Beberapa alasan utama di mana analisis utilitas permintaan telah dikritik adalah:

(1) Pengukuran kardinal utilitas tidak realistis:

Analisis utilitas kardinal permintaan didasarkan pada asumsi bahwa utilitas dapat diukur secara absolut, objektif, dan kuantitatif. Dengan kata lain, diasumsikan dalam analisis ini bahwa utilitas dapat diukur secara kardinal.

Menurut ini berapa banyak utilitas yang diperoleh konsumen dari barang dapat dinyatakan atau dinyatakan dalam angka kardinal seperti 1, 2, 3, 4 dan seterusnya. Tetapi dalam praktik aktual utilitas tidak dapat diukur secara kuantitatif atau kardinal.
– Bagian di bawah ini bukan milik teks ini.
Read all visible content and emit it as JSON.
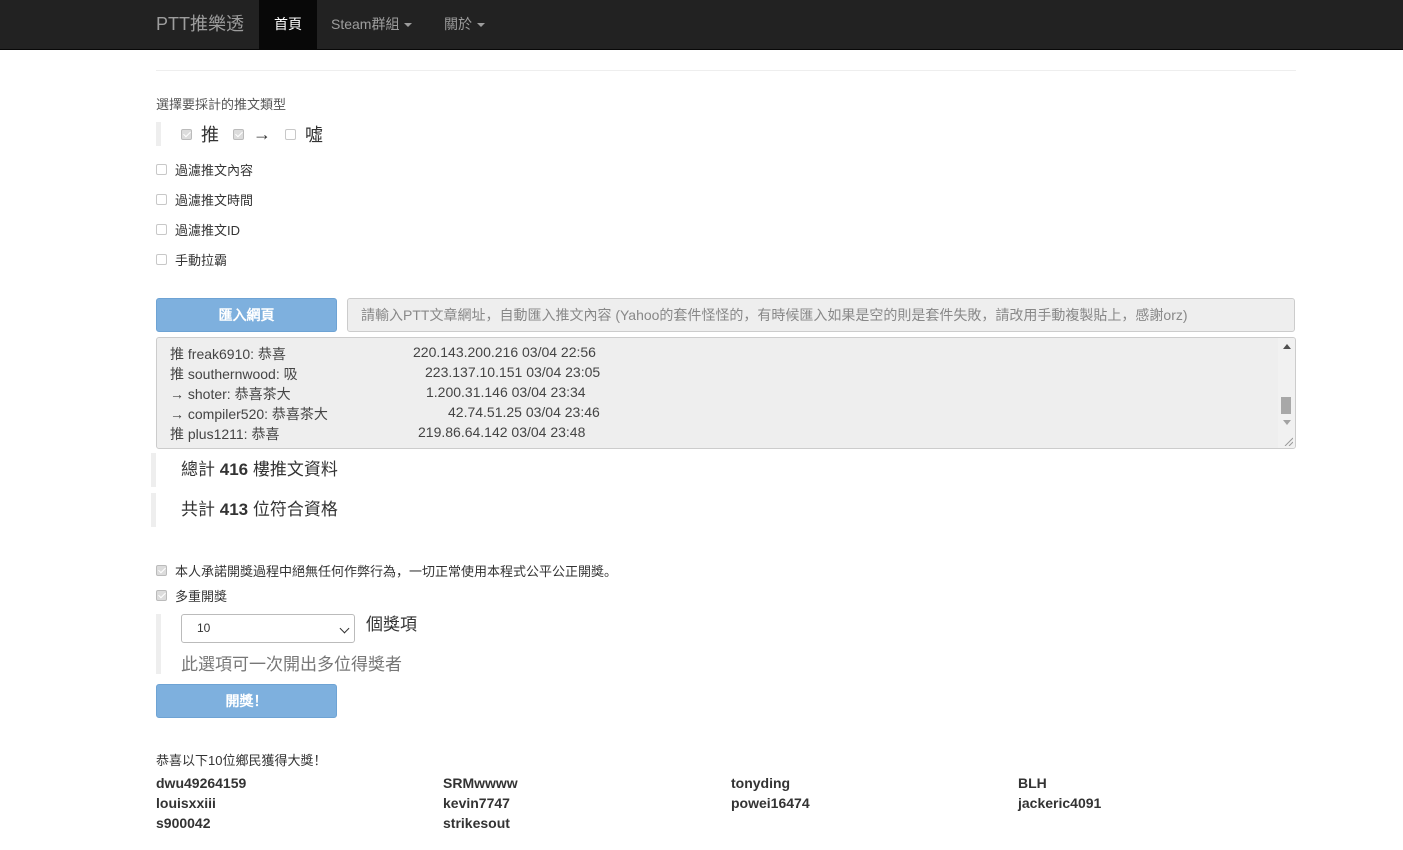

Karena utilitas adalah perasaan psikis dan hal yang subyektif, maka utilitas tidak dapat diukur secara kuantitatif. Dalam kehidupan nyata, konsumen hanya mampu membandingkan kepuasan yang diperoleh dari berbagai barang atau berbagai kombinasi barang.

Dengan kata lain, dalam kehidupan nyata konsumen hanya dapat menyatakan apakah suatu barang atau kombinasi barang memberinya lebih banyak, atau lebih sedikit, atau kepuasan yang sama dibandingkan dengan yang lain. Dengan demikian, ekonom seperti JR Hicks berpendapat bahwa asumsi keterukuran kardinal utilitas tidak realistis dan oleh karena itu harus ditinggalkan.

(2) Hipotesis utilitas independen tidak valid:

Analisis utilitas juga mengasumsikan bahwa utilitas yang ­berasal dari berbagai barang bersifat independen. Ini berarti utilitas yang diperoleh konsumen dari suatu barang adalah fungsi dari kuantitas barang itu dan dari barang itu sendiri.

Dengan kata lain, asumsi utilitas independen menyiratkan bahwa utilitas yang diperoleh konsumen dari suatu barang tidak bergantung pada jumlah barang lain yang dikonsumsi; itu tergantung pada jumlah yang dibeli dari barang itu saja.

Berdasarkan asumsi ini, utilitas total yang diperoleh seseorang dari seluruh koleksi barang yang dibelinya hanyalah jumlah total utilitas terpisah dari barang tersebut. Dengan kata lain, fungsi utilitas bersifat aditif.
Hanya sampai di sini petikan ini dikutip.